Em comunicado, os diretores da Tate Modern, da National Gallery de Washington, do Museu de Belas Artes de Boston e do Museu de Belas Artes de Houston afirmaram que a exposição será inaugurada “no momento em que acharmos que a mensagem de justiça social e racial que está no centro do trabalho de Philip Guston possa ser mais claramente interpretada”.
Mark Godfrey, curador da Tate envolvido há anos na produção da exposição, escreveu que o adiamento é provavelmente motivado pelo desejo de ser sensível às reações imaginadas de determinados espectadores e por medo de manifestações de repúdio.

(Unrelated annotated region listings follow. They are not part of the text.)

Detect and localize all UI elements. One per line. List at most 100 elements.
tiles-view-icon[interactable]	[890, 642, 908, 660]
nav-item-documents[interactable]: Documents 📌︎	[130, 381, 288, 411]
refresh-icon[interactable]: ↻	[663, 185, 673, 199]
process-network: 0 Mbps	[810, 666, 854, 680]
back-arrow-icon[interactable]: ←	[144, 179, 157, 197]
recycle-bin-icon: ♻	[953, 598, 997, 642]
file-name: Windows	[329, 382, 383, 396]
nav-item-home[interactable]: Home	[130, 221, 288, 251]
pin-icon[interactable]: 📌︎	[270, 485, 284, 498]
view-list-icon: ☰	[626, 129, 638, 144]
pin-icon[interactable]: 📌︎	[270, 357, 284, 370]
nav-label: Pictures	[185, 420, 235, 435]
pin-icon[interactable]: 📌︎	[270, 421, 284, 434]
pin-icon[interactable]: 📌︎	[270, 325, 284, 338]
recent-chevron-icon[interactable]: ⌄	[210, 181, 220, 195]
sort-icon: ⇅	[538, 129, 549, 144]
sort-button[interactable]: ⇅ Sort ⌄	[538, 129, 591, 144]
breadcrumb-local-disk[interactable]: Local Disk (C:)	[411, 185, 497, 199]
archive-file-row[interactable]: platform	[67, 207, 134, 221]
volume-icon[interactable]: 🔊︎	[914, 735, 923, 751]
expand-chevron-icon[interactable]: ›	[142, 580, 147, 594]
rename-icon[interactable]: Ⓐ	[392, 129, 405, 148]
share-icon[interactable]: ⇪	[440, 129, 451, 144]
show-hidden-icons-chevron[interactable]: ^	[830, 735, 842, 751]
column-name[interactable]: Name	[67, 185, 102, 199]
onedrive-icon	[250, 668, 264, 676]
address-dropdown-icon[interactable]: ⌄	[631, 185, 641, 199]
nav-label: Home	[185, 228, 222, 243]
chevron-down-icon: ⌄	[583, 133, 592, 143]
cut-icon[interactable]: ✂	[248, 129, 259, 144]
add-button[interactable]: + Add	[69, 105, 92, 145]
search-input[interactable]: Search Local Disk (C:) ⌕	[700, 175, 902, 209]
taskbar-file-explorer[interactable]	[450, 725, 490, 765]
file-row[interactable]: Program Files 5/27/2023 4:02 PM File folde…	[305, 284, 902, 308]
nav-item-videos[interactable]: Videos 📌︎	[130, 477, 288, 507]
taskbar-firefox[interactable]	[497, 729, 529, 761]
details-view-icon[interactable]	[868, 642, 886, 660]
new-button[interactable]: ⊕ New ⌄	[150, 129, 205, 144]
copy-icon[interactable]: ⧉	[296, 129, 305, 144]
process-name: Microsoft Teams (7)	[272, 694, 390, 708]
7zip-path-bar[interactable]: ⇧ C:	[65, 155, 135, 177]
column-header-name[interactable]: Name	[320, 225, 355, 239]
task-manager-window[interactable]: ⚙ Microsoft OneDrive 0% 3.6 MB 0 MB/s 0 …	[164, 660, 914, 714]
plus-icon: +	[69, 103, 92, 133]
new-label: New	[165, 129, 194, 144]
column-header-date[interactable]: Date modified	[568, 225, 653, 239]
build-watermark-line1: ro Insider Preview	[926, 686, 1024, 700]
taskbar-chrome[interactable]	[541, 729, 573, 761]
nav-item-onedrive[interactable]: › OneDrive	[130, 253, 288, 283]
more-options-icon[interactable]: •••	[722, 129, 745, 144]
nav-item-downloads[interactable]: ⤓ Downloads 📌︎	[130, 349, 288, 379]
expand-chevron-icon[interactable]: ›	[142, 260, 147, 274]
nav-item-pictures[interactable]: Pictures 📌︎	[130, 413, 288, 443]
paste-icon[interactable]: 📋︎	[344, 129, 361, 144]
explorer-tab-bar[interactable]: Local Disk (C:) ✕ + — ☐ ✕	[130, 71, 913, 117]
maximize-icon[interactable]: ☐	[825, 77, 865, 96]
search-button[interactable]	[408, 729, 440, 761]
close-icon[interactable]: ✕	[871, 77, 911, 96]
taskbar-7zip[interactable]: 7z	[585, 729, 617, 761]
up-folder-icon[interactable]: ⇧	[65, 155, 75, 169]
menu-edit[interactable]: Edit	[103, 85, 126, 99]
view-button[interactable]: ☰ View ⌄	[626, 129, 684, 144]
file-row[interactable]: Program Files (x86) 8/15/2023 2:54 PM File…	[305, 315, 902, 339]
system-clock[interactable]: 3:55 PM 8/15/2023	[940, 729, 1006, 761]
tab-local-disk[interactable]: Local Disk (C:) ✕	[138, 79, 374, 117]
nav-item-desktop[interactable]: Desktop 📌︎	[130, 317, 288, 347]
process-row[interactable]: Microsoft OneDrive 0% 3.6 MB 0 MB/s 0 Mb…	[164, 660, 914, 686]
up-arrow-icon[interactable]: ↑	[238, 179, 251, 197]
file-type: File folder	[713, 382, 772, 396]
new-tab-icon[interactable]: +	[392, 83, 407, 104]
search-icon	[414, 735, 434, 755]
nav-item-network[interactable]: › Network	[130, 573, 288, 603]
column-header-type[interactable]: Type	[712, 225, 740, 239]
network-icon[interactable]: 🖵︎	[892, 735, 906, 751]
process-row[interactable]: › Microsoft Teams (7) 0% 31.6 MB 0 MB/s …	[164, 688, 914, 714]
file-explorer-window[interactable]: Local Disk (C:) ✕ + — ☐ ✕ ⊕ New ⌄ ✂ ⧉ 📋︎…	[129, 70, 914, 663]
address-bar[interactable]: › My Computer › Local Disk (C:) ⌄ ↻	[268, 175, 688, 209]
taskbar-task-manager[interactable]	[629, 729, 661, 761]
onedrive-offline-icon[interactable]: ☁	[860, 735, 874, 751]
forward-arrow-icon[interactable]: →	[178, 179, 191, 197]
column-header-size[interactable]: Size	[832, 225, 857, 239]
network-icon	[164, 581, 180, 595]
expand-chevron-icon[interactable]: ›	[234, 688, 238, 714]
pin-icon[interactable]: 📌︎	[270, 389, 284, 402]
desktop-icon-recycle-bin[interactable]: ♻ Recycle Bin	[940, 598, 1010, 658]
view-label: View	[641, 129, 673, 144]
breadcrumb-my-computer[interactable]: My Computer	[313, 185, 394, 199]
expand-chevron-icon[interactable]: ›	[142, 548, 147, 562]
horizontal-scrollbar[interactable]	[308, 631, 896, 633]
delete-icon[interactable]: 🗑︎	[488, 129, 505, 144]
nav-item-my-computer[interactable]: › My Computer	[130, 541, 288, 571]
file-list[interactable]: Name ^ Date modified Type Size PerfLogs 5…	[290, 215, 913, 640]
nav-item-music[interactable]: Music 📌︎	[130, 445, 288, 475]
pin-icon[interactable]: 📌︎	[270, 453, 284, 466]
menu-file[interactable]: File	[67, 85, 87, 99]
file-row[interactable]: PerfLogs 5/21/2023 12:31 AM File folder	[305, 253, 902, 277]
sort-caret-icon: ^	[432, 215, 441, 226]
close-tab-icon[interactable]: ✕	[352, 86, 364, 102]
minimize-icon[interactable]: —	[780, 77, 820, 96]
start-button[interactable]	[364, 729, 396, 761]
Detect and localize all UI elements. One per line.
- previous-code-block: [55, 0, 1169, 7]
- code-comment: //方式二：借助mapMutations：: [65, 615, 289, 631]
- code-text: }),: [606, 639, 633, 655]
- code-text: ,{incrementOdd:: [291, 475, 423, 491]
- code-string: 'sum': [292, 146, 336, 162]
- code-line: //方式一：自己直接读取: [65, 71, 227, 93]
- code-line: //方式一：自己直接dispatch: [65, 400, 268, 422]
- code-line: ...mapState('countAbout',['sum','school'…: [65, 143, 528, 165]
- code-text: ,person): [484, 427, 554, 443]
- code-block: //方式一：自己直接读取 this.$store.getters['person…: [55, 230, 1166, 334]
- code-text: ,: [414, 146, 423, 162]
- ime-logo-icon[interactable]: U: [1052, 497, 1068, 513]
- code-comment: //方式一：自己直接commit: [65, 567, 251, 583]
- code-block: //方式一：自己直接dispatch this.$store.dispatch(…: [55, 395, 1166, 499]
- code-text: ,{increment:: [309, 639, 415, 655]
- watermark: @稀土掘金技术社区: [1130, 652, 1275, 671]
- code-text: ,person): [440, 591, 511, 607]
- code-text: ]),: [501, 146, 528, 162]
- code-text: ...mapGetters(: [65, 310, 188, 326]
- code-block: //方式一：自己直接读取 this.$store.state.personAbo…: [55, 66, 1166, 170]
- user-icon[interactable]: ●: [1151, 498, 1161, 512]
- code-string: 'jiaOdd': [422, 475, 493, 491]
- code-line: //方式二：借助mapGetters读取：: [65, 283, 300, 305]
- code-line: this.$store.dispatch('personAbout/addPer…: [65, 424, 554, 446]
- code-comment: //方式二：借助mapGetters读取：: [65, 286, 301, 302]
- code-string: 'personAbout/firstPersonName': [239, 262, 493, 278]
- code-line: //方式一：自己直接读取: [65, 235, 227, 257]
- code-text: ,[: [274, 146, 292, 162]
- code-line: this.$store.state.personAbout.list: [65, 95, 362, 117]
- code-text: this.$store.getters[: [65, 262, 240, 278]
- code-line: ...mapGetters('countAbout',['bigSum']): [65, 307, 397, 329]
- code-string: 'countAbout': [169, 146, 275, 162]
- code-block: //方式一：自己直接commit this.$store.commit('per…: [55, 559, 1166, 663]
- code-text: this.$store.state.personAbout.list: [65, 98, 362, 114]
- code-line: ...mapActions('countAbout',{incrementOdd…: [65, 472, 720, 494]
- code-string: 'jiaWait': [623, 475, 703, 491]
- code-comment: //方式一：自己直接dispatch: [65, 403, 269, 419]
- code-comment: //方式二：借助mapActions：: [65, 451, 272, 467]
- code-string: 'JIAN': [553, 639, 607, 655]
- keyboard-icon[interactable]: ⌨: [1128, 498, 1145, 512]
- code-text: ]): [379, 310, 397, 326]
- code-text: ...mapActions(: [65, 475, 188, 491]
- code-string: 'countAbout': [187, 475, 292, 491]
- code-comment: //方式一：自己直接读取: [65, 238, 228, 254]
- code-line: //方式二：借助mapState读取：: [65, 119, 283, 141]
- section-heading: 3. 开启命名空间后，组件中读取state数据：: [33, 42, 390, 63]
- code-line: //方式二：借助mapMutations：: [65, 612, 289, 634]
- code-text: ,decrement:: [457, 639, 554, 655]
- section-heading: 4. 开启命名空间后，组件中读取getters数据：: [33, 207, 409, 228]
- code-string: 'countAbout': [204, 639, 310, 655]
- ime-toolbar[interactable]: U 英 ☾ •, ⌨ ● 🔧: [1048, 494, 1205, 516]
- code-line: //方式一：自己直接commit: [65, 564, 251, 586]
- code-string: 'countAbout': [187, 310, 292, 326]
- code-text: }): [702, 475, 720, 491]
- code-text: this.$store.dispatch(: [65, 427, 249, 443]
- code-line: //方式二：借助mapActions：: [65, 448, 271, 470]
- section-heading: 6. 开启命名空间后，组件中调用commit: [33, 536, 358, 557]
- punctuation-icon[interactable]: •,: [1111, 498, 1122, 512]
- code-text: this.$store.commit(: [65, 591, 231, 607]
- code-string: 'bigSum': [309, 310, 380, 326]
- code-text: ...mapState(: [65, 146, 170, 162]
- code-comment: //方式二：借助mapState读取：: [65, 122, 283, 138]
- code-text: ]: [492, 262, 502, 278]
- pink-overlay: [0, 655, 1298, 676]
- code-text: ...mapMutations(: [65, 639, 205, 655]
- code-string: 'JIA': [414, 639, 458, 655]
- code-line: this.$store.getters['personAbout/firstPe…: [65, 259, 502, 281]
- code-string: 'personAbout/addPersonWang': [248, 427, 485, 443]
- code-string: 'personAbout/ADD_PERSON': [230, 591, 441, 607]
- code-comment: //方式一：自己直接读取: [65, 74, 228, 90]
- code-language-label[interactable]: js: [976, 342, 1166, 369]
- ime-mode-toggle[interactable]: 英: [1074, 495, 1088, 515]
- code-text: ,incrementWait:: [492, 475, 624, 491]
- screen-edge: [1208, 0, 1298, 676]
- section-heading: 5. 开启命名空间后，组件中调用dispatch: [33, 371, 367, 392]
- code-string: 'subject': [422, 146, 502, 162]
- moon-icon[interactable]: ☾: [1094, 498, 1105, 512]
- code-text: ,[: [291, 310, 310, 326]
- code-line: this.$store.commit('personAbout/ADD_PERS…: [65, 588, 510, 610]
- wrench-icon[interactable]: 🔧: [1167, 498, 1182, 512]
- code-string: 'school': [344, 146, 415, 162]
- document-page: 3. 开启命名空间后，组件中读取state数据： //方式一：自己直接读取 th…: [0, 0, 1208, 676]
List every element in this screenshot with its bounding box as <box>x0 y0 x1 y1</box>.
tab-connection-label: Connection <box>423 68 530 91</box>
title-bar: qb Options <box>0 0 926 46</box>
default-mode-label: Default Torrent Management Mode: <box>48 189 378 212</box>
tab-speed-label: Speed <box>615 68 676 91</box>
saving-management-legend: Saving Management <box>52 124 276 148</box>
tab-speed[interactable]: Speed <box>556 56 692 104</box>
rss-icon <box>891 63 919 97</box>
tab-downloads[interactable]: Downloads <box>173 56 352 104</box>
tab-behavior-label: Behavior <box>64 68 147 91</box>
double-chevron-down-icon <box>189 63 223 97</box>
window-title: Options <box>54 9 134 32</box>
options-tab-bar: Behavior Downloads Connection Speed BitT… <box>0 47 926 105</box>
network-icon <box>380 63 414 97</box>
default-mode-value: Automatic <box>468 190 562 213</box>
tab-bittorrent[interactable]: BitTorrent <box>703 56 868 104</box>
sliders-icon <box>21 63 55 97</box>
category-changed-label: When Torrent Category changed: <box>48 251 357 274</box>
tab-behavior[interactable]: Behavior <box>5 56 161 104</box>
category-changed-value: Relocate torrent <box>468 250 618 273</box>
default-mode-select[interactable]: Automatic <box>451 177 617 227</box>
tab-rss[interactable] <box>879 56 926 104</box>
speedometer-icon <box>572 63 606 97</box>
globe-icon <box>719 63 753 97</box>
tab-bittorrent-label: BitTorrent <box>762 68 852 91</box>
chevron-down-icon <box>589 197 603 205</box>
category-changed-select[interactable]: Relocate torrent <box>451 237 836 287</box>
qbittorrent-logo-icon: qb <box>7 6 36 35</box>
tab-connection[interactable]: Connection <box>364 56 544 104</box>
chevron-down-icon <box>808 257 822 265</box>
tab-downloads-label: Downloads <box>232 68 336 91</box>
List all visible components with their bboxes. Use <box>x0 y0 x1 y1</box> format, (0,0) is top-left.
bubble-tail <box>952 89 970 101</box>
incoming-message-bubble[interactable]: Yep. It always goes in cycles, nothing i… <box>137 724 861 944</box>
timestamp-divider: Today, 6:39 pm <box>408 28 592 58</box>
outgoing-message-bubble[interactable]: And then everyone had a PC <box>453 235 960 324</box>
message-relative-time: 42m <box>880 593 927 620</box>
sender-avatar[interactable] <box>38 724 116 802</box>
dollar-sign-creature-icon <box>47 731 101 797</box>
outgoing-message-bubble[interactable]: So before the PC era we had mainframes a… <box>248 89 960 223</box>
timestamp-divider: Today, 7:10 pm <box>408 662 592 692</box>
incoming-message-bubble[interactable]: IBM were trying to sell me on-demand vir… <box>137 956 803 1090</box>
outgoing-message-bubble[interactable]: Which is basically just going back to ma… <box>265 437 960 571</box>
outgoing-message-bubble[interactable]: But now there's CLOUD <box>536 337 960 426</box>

O mundo está dividido. A Guerra Fria, que dá nome ao longo período de tensão geopolítica entre EUA e a extinta União Soviética, entre 1947 e 1991, ergueu um muro imaginário entre os blocos capitalista e socialista, se diluiu nesse novo milênio. Agora, os muros separam pessoas, famílias e outras instituições.
Se pai ou mãe não tem tolerância com o filho que pensa diferente e vice-versa, o que dirá de um artista que usa a sátira para retratar terroristas de capuzes pontudos em situações triviais, como na pintura de 1969, intitulada Riding Around (do inglês, “andando por aí”)?
Carlota Cafiero é jornalista e historiadora da arte.